Sharp checked his phone.

“Any word from the vet?” Morgan asked.

“Not yet.” Sharp had dropped the little dog at a twenty-four-hour veterinary clinic. “You can go home to your kids.”

“I called and let them know I’d be late.” Again. She hated missing dinner and bedtime with her girls, but her family would take care of the kids and Grandpa. “Lance needs me, even if he doesn’t want to admit it.”

“You’re right,” Sharp said. “And don’t listen to him when he tells you differently.”

“I won’t.”

The front door opened and closed. Footsteps sounded in the hall. Lance walked through her office doorway. Like Sharp, he’d felt the need to shower after being in close quarters with the body. Lance had stopped at his house six blocks away from the office to shower and change his clothes.

In Morgan’s office, he made himself a cup of coffee.

“I can’t believe you’re going to drink that.” Sharp’s face wrinkled with disgust.

“Not now, Sharp.” Lance drank deeply. “It’s been a crappy day. I need some sustenance.”

“Go ahead. Poison yourself.” Sharp flipped a hand in the air. “Let’s get down to business.” Sharp tapped the open lid of his laptop on Morgan’s desk. “I’m downloading the photos I took of Crystal Fox’s body. We can view them when I’m done.”

“I’m adding Crystal and Mary Fox to the list for background checks. I’ll work on those tonight from my mother’s house,” Lance said.

“We all know the sheriff won’t share beans with us,” Sharp said. “What do we know about Crystal Fox?”

Morgan began, “Crystal Fox was sixty-two years old. She lived at her current address for the last thirty years. She married Warren Fox in 1983. There’s no divorce on record.”

Sharp made notes on the board. “What do we know about Mary?”

“She was twenty-one years old when she died in 1994. She dropped out of high school at the age of seventeen. She’d been arrested once at eighteen for shoplifting, and again at twenty for solicitation of prostitution. She plead guilty to both charges, paid a fine for the shoplifting offense, and received probation for soliciting.” Morgan scrolled. “She worked as a waitress at PJ’s and supplemented her income with prostitution.”

“We need to talk to someone who knew Crystal.” Sharp studied what was now their murder board.

“There was one house down the road, but it would be best to wait until tomorrow to knock on the door,” Morgan said. “The sheriff has had quite enough of us tonight. We’ll be seeing him again early tomorrow morning. At that time, I’d rather be able to honestly say that we haven’t tampered with his case.”
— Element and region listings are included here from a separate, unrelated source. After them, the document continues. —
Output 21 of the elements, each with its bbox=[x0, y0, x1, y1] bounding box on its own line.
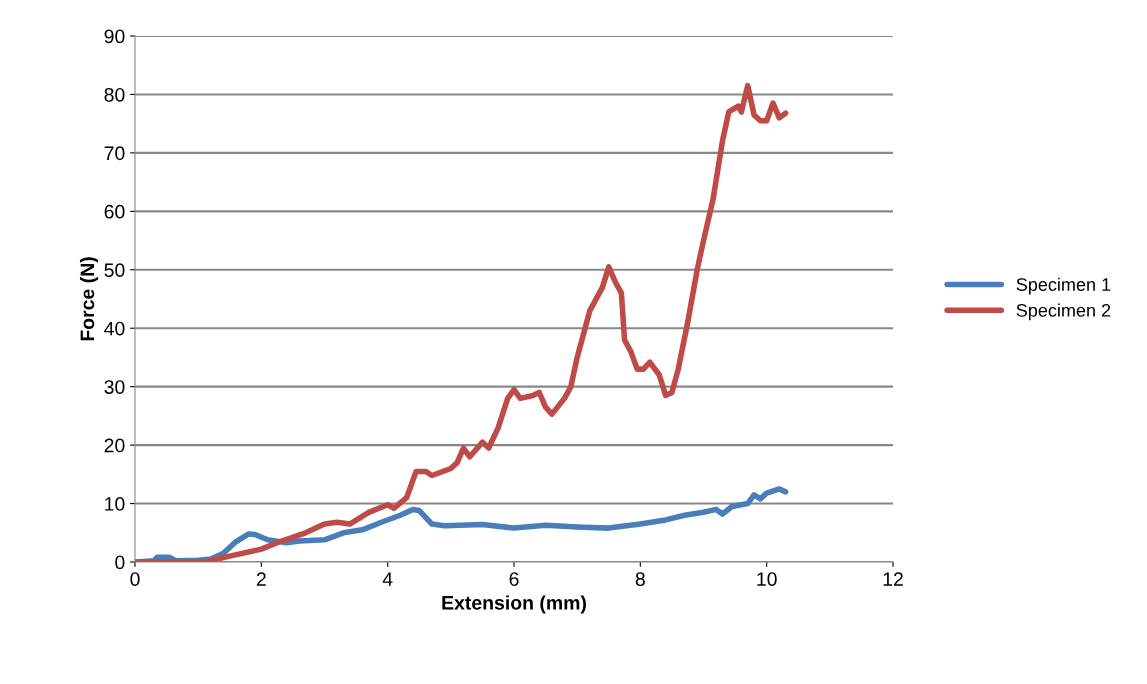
y-axis-title: Force (N) bbox=[79, 257, 99, 341]
y-tick-label: 20 bbox=[104, 438, 125, 453]
y-tick-label: 0 bbox=[115, 555, 125, 570]
x-tick-label: 8 bbox=[635, 572, 645, 586]
y-tick-label: 30 bbox=[104, 380, 125, 394]
x-tick-label: 0 bbox=[130, 572, 140, 586]
legend-label: Specimen 2 bbox=[1016, 303, 1111, 321]
y-tick-label: 50 bbox=[104, 263, 125, 278]
x-tick-label: 4 bbox=[382, 572, 393, 586]
x-tick-label: 6 bbox=[509, 572, 519, 586]
y-tick-label: 80 bbox=[104, 87, 125, 102]
y-tick-label: 70 bbox=[104, 146, 125, 161]
x-tick-label: 10 bbox=[757, 572, 777, 586]
x-axis-title: Extension (mm) bbox=[442, 595, 586, 614]
y-tick-label: 60 bbox=[104, 204, 125, 219]
y-tick-label: 40 bbox=[104, 321, 125, 336]
y-tick-label: 10 bbox=[105, 497, 125, 511]
legend-label: Specimen 1 bbox=[1016, 277, 1111, 295]
x-tick-label: 2 bbox=[256, 572, 266, 586]
x-tick-label: 12 bbox=[883, 572, 903, 586]
y-tick-label: 90 bbox=[104, 29, 125, 44]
Sharp glanced at the clock. “After we’re done with the sheriff, then.”

Lance set down his cup. His face was drawn, and dark circles lay like bruises under his eyes. He needed a good meal and a full night’s sleep. But he wouldn’t allow himself either. “We need to know how Mary was connected to my father.”

“They knew each other from PJ’s,” Sharp said. “But you’re right. That isn’t enough. Your father wasn’t at PJ’s that night. Both your mother and the responding patrol officer verified that.”